Our current emphasis on weather in the future tense—and our reliance upon minutely specialized fields of expertise to explain scientific questions—has made it harder for us to appreciate specific weather events as part of a global ecosystem. Hurricanes are not a singular phenomenon. They are powered by warm sea surface temperatures and set in motion by wind patterns. The scientific consensus is that industries and other human activity are affecting these processes, driving up sea surface temperatures, increasing the intensity of hurricanes. Yet the connection between climate change and hurricanes is somewhat murky in public consciousness because it’s impossible to prove that this individual hurricane or that one was “caused” by global warming. The compartmentalization and specialization of modern scientific disciplines has greatly increased our overall scientific understanding, but sometimes it makes it harder for us to see the forest for the trees.
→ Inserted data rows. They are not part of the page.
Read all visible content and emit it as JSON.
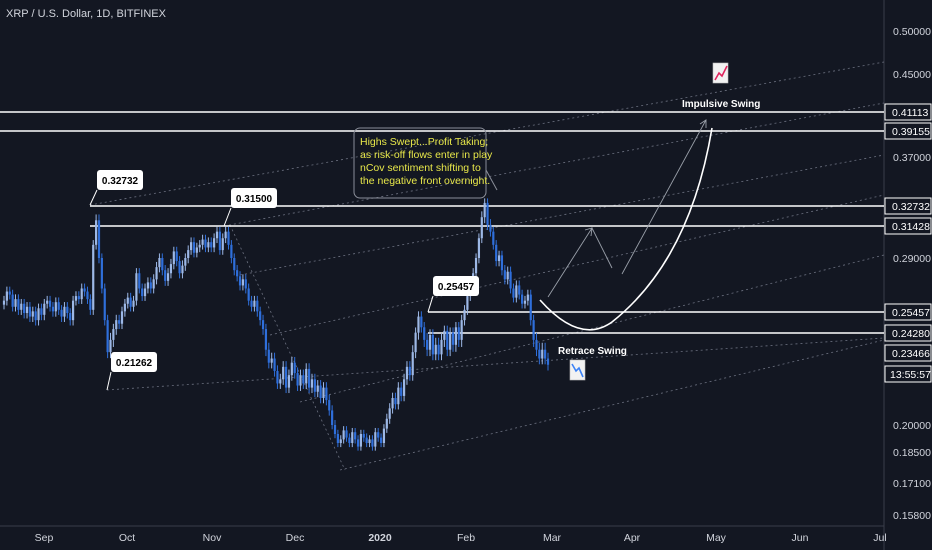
{
  "header": {
    "title": "XRP / U.S. Dollar, 1D, BITFINEX"
  },
  "colors": {
    "background": "#131722",
    "candle": "#2f6fdb",
    "candle_alt": "#9db8e6",
    "axis_text": "#d1d4dc",
    "line": "#ffffff",
    "note_text": "#e8e84a"
  },
  "chart_data": {
    "type": "candlestick",
    "title": "XRP / U.S. Dollar, 1D, BITFINEX",
    "x_ticks": [
      "Sep",
      "Oct",
      "Nov",
      "Dec",
      "2020",
      "Feb",
      "Mar",
      "Apr",
      "May",
      "Jun",
      "Jul"
    ],
    "y_ticks": [
      "0.50000",
      "0.45000",
      "0.37000",
      "0.29000",
      "0.20000",
      "0.18500",
      "0.17100",
      "0.15800"
    ],
    "price_labels": [
      "0.41113",
      "0.39155",
      "0.32732",
      "0.31428",
      "0.25457",
      "0.24280",
      "0.23466"
    ],
    "countdown": "13:55:57",
    "horizontal_levels": [
      0.41113,
      0.39155,
      0.32732,
      0.31428,
      0.25457,
      0.2428
    ],
    "callouts": [
      "0.32732",
      "0.31500",
      "0.25457",
      "0.21262"
    ],
    "annotations": {
      "note": [
        "Highs Swept...Profit Taking;",
        "as risk-off flows enter in play",
        "nCov sentiment shifting to",
        "the negative front overnight."
      ],
      "impulsive": "Impulsive Swing",
      "retrace": "Retrace Swing"
    },
    "closes": [
      0.262,
      0.268,
      0.266,
      0.258,
      0.263,
      0.256,
      0.26,
      0.254,
      0.258,
      0.252,
      0.255,
      0.25,
      0.257,
      0.253,
      0.26,
      0.262,
      0.258,
      0.255,
      0.261,
      0.256,
      0.252,
      0.258,
      0.254,
      0.25,
      0.262,
      0.265,
      0.263,
      0.27,
      0.268,
      0.263,
      0.256,
      0.3,
      0.318,
      0.29,
      0.27,
      0.25,
      0.235,
      0.24,
      0.245,
      0.25,
      0.248,
      0.255,
      0.26,
      0.264,
      0.258,
      0.262,
      0.28,
      0.27,
      0.265,
      0.27,
      0.274,
      0.27,
      0.276,
      0.284,
      0.29,
      0.282,
      0.275,
      0.28,
      0.286,
      0.295,
      0.288,
      0.28,
      0.285,
      0.29,
      0.296,
      0.302,
      0.294,
      0.298,
      0.3,
      0.304,
      0.298,
      0.302,
      0.298,
      0.305,
      0.31,
      0.296,
      0.305,
      0.31,
      0.3,
      0.29,
      0.282,
      0.278,
      0.272,
      0.276,
      0.27,
      0.262,
      0.258,
      0.262,
      0.255,
      0.25,
      0.245,
      0.236,
      0.23,
      0.232,
      0.226,
      0.22,
      0.222,
      0.228,
      0.218,
      0.224,
      0.23,
      0.225,
      0.219,
      0.224,
      0.22,
      0.227,
      0.218,
      0.222,
      0.216,
      0.219,
      0.213,
      0.218,
      0.212,
      0.207,
      0.2,
      0.195,
      0.19,
      0.192,
      0.197,
      0.193,
      0.19,
      0.196,
      0.192,
      0.188,
      0.195,
      0.193,
      0.19,
      0.192,
      0.188,
      0.196,
      0.193,
      0.19,
      0.198,
      0.203,
      0.208,
      0.213,
      0.21,
      0.218,
      0.214,
      0.222,
      0.228,
      0.224,
      0.235,
      0.243,
      0.252,
      0.246,
      0.24,
      0.236,
      0.242,
      0.234,
      0.238,
      0.234,
      0.24,
      0.244,
      0.236,
      0.243,
      0.238,
      0.246,
      0.24,
      0.25,
      0.256,
      0.265,
      0.272,
      0.28,
      0.29,
      0.305,
      0.32,
      0.33,
      0.315,
      0.31,
      0.3,
      0.288,
      0.292,
      0.282,
      0.276,
      0.281,
      0.27,
      0.264,
      0.272,
      0.266,
      0.26,
      0.262,
      0.266,
      0.25,
      0.24,
      0.236,
      0.232,
      0.236,
      0.232,
      0.229
    ]
  }
}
For many New Englanders in 1815, it was intuitively obvious that everything in the sky, and most everything on the ground, was connected somehow to everything else. It would have come as no surprise to vintners in 1815 New England that wine grapes harvested in the aftermath of the Great September Gale tasted like salt. Some took the interconnectedness a step further, seeing in it a higher meaning. Shortly after the gale, a deeply religious young woman wrote in her diary, “[W]ho can tell what providence has designed by this judgment? We cannot think ’tis sent for nothing.”

In 2015, we obviously know much more about hurricanes than we did 200 years ago, but looking back closely and carefully can be useful, too. History is more than a laundry list of problems or mistakes that we keep solely so we can avoid repeating them. Sometimes it’s a reminder that the view from the present can be more narrow and restrictive than the view from the past.